Tanjung: another big city in Borneo. I was dropped off at a large roundabout by three spritely chicken farmers who’d transported me there in their foul-smelling fowl-moving van. It was dusk. I knew Batulicin, the port city where I’d need to catch surface transport over to Sulawesi island, lay due east and I began walking in that direction.
It can be dangerous hitchhiking at night and I’m well aware of this. But I figured I’ve been treated so well in Kalimantan that surely I’d be safe doing so. After all the goodwill shown to me, nothing bad could possibly happen, I believed. And so I walked with purpose two or so kilometres away from the roundabout to begin thumbing it east.
I passed some things worth noting, including a man drawing a cluster of cages behind his motorbike, each housing indigenous birds for sale – but he was careful enough also to be carrying fowls for the less adventurous buyer. Having stopped to guzzle down a bottle of electrolyte replacement, I turned in the then-near dark. A stream of traffic, all with lights on, kept approaching, passing and disappearing over the knoll up ahead. But it wasn’t the cars, trucks, buses, motorbikes and 4x4s which struck me with awe. It was the sunset. One of the richest-coloured sun downs I can recall seeing painted the sky to the west.

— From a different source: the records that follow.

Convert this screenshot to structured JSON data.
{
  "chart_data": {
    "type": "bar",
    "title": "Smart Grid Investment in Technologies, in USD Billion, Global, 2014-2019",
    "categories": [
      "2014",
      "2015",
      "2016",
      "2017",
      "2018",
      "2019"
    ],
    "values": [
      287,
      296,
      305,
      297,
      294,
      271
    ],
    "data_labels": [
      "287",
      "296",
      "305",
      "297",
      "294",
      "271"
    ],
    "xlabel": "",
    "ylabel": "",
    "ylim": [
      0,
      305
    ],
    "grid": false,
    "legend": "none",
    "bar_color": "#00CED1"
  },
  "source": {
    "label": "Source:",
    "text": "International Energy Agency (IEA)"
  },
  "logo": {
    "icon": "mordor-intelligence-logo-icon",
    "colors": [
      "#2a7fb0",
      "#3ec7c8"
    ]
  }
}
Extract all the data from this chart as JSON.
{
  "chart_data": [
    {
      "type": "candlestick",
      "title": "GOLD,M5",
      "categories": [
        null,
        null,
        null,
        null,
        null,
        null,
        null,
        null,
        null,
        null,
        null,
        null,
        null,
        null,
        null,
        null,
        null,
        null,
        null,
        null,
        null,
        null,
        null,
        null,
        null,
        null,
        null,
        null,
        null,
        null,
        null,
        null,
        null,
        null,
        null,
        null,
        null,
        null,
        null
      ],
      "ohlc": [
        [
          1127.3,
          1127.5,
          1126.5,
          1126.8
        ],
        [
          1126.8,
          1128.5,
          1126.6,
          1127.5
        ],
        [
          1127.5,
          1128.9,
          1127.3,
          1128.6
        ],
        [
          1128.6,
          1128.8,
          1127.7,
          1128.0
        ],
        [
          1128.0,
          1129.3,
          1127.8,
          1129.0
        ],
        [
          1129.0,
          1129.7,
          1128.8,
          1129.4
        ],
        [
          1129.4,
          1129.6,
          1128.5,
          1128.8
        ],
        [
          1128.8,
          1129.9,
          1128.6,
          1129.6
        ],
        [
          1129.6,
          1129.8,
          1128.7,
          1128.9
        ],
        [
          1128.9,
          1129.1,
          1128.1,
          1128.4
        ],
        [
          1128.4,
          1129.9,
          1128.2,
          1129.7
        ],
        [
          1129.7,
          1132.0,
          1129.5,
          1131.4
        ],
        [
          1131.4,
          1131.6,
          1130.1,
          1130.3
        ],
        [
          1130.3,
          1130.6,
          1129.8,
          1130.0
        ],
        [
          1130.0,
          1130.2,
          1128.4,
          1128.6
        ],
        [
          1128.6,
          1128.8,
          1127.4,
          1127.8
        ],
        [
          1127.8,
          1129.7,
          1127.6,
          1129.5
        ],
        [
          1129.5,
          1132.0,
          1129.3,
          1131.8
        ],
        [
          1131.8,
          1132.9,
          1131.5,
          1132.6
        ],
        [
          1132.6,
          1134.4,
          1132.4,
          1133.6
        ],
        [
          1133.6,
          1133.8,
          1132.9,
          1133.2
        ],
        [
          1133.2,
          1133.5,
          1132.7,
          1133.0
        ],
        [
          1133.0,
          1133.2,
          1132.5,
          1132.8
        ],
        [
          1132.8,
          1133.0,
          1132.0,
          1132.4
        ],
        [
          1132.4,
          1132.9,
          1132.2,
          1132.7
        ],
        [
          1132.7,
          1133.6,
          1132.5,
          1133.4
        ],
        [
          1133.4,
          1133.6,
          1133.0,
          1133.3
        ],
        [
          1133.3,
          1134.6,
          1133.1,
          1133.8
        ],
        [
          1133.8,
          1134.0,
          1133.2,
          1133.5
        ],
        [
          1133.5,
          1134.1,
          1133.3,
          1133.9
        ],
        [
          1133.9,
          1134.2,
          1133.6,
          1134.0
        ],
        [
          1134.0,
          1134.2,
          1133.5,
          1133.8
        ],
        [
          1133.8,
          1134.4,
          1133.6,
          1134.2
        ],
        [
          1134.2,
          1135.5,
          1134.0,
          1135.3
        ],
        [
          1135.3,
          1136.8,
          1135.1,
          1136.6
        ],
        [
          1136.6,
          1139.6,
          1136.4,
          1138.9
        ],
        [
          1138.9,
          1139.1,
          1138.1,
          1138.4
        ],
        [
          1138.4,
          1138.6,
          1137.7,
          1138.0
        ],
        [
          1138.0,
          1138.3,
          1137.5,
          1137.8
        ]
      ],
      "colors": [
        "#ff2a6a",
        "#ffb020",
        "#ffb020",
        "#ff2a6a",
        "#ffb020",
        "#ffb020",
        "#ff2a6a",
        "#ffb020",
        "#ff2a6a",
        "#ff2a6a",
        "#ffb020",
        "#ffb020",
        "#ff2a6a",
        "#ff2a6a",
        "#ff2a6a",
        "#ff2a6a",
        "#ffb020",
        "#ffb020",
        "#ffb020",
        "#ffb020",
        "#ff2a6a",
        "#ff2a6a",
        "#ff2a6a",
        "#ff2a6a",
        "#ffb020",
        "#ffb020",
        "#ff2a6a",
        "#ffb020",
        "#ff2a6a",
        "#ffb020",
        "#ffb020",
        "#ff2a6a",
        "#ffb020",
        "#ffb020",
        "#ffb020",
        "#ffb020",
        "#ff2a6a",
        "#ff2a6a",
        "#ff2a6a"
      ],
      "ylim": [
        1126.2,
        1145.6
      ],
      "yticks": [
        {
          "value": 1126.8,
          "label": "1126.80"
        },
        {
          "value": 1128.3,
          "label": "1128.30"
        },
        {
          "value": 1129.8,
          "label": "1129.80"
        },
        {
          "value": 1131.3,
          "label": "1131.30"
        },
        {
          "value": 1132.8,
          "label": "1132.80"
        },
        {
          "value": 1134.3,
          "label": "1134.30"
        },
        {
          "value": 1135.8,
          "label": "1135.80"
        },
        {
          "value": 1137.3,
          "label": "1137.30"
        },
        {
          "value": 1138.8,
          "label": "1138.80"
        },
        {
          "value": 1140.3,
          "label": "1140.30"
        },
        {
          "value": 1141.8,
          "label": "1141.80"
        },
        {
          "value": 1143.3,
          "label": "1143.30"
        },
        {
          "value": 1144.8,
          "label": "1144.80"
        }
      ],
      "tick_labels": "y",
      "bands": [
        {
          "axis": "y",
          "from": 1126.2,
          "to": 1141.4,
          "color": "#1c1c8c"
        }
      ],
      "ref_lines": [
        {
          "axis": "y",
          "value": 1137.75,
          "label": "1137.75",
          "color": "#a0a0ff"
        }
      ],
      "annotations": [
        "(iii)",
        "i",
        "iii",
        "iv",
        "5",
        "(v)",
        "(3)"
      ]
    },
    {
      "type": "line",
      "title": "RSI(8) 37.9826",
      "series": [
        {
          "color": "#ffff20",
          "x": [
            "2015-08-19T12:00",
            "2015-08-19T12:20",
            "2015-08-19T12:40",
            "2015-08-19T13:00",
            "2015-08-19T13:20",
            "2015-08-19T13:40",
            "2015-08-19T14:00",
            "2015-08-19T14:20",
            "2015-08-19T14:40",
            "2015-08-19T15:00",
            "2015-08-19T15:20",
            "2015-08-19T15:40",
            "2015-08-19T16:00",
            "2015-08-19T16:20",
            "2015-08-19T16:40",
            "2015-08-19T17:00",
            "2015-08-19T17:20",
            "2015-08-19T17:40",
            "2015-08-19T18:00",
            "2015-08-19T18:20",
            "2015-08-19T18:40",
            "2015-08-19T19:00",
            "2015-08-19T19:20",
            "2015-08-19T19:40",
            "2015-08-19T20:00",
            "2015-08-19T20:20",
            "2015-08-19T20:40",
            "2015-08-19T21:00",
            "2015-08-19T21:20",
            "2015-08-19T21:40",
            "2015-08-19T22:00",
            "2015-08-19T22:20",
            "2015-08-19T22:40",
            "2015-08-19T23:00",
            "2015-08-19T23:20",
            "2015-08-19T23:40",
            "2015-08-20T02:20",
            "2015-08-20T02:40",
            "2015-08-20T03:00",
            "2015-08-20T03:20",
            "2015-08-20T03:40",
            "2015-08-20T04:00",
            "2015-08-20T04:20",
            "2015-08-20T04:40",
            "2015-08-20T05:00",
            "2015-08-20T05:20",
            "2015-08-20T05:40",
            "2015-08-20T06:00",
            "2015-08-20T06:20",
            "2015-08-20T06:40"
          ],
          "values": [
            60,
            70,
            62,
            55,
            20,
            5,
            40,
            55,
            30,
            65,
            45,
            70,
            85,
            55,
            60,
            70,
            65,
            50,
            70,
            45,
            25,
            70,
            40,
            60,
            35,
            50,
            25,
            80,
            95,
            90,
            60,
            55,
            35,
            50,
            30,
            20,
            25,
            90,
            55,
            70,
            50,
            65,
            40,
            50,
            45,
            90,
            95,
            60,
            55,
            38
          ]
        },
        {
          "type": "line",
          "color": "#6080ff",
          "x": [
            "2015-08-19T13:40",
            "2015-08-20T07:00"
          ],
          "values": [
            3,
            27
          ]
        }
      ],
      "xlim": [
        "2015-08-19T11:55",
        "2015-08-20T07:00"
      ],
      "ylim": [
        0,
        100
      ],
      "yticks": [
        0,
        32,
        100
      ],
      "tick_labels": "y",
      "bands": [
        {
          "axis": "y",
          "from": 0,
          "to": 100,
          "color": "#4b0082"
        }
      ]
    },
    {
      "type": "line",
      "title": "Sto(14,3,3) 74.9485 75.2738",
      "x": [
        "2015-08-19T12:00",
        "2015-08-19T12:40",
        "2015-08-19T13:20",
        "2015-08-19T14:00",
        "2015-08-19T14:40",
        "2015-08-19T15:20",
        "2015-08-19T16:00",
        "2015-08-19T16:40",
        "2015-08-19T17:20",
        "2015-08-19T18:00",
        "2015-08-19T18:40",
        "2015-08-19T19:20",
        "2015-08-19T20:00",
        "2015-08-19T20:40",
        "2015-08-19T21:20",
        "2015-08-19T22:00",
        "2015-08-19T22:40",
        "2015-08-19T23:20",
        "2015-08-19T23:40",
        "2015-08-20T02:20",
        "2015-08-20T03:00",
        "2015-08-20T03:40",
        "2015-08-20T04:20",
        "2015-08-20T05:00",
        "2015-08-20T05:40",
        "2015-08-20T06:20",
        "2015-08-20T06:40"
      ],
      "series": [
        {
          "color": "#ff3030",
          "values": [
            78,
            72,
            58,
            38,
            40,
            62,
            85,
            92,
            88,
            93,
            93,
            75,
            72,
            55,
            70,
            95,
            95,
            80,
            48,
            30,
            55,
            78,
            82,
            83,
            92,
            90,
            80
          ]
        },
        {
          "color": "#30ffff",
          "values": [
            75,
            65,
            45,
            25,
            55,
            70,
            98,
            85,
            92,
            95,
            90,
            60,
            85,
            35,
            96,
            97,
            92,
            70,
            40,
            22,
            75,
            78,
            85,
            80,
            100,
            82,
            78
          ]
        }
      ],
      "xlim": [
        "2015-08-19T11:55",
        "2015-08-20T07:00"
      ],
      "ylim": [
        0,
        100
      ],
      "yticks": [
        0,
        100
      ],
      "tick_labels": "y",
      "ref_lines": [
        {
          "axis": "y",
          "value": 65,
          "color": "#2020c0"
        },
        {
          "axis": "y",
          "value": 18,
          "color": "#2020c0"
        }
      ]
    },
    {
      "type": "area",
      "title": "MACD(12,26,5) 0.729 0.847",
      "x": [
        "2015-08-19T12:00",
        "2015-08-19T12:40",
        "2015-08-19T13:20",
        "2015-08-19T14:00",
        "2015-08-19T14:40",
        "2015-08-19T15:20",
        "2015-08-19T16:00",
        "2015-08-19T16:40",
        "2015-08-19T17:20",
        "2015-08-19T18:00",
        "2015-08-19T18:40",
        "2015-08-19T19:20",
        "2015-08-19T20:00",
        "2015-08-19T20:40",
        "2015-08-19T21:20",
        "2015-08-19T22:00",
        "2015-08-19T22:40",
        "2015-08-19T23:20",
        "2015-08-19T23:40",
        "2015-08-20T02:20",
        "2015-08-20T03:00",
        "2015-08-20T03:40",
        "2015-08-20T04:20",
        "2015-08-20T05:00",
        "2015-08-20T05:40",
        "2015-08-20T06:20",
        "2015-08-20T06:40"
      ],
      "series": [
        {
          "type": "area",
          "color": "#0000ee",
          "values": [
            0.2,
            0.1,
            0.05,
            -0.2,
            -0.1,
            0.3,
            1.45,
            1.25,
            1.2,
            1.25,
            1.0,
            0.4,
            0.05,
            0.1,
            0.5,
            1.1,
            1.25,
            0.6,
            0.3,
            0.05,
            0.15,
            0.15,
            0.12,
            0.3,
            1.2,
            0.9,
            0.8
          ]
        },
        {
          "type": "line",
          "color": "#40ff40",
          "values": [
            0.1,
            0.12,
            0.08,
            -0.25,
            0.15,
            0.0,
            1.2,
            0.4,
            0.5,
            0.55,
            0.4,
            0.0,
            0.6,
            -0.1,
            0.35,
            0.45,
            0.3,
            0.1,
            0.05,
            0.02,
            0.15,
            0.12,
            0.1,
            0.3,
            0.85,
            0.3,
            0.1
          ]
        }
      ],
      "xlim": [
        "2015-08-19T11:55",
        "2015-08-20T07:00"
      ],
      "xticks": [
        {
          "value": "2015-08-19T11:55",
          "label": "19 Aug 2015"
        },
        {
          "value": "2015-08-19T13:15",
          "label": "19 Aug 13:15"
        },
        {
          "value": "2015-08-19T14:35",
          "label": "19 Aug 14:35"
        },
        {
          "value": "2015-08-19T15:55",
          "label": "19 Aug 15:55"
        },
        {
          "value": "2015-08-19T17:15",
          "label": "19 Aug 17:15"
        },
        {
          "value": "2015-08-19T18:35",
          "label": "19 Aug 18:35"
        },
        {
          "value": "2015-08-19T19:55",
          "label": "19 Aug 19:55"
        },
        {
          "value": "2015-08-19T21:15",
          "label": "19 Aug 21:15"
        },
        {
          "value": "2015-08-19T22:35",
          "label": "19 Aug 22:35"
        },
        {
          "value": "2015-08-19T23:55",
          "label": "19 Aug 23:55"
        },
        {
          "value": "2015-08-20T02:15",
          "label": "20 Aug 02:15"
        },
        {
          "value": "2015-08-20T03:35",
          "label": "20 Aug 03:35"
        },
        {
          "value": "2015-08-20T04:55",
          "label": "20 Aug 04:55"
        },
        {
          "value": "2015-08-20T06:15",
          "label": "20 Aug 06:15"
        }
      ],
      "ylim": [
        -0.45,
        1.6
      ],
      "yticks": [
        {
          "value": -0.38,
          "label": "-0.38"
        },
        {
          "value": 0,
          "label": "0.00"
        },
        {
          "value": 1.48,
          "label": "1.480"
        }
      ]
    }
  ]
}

Brilliantly bright colours enveloped the cityscape and I stood, just admiring it for a while.
With my thumb out in the dark, I waited but nobody stopped. That’s understandable – I’d agree drivers need to be cautious when picking up roadside strangers and their baggage at night. A motorcycle carrying two people stopped to ask if I was alright. We got chatting and the warm-hearted, open couple decided to try to help me get a bus. But the language barrier ensured they couldn’t succeed. Instead, they scooted off and returned with a bag of food for me. How super of them!
Just then, a second couple approached in the yellow hues so typical of urban infrastructure lighting and offered to help me stop a vehicle. I was offered a place to sleep on a floor if I wasn’t able to get a lift. A meal was on offer next, but my mind had been distracted. A friend asked where I was and how I was getting on. When I mentioned that I was hitchhiking from a gravel lay-by opposite the Aston Tanjung Hotel, the course of my night changed straight away.
My friend knew the local Aston’s chef. The hotel wasn’t busy and I was given a room – free, once again. All these hotel stays were completely outside my budget travel plans, and amazed me time and again. I entered the attentively-staffed air-conditioned lobby, a world apart from the sticky humid night, the never-ending traffic, and mosquito-populated air across the street. What a pleasant relief it was to step through those glass doors.
The best thing about the Aston Tanjung Hotel, for me, was that it had an easily accessible fitness centre. I spent a fair bit of time in there, especially after the healthy breakfast of fresh fruits and vegetables I’d been able to pick from their smorgasbord. Getting myself to Tanjung city by mistake had meant another hotel and more happiness for me, and that’s great!